Jehad and Hala are proud of their sons — of Mustafa, who earned a degree in civil engineering from the University of Florida, and Abdulkarim, who will soon graduate from the University of North Florida with a degree in construction management.
They hope their sons will be able to stay and use their degrees to contribute to the country that has given their family a lot, even if it has not yet given them residency.
Pep talks
In 2021, Jehad has new reasons to hope.
The Biden administration has renewed Temporary Protected Status for Syrians until September 2022. That buys more time for Jehad.
In March, the House of Representatives approved the American Dream and Promise Act of 2021, which would create a pathway to citizenship for roughly 2.5 million people, including Temporary Protected Status holders, undocumented youth, and Deferred Action for Childhood Arrival recipients.

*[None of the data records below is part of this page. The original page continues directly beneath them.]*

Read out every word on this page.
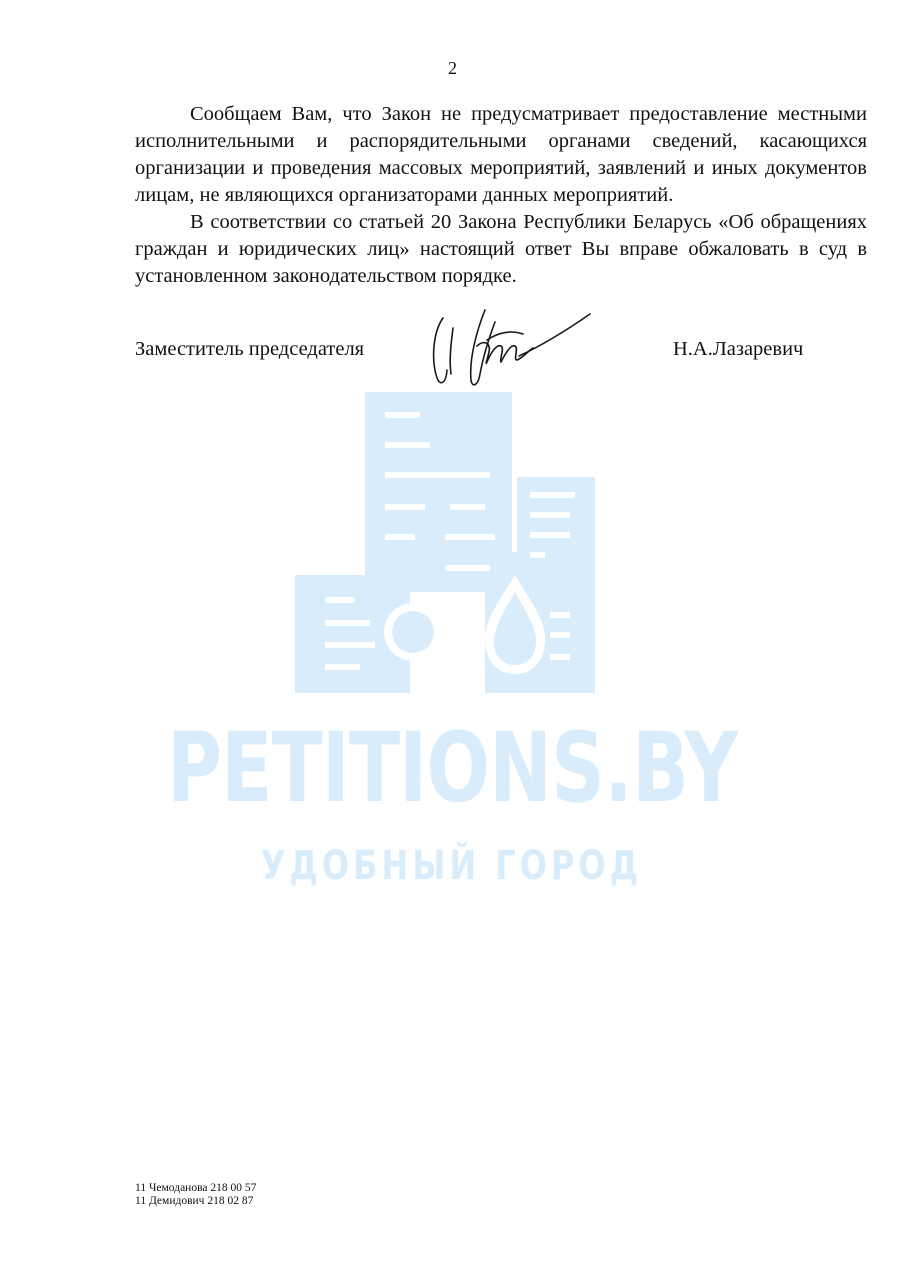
2

Сообщаем Вам, что Закон не предусматривает предоставление местными исполнительными и распорядительными органами сведений, касающихся организации и проведения массовых мероприятий, заявлений и иных документов лицам, не являющихся организаторами данных мероприятий.

В соответствии со статьей 20 Закона Республики Беларусь «Об обращениях граждан и юридических лиц» настоящий ответ Вы вправе обжаловать в суд в установленном законодательством порядке.

PETITIONS.BY
УДОБНЫЙ ГОРОД
Заместитель председателя	Н.А.Лазаревич
11 Чемоданова 218 00 57
11 Демидович 218 02 87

In the Senate, Temporary Protected Status — which is currently applied to more than 300,000 people in the U.S. — is being considered separately from these other categories under the SECURE Act.
Though the American Dream and Promise Act is backed by President Biden, immigration legislation has historically been difficult to pass through both chambers. Various versions of Dream Act legislation have been introduced to Congress for the past 20 years, none of which succeeded.
But for Jehad and his family, passing the legislation could mean an end to their eight-year limbo. With no word about when he will be able to plead his case, he considers this his best chance.
Meanwhile, the protracted war in his homeland continues. But for Syria, too, Jehad holds hope. He gives himself pep talks when he feels low. He returns to one in particular, again and again:
“This situation will change one day,” he says. “Even Pharaoh died.”
For now, Jehad must wait. And while he does, he stays true to what his father taught him. He refuses to be silent.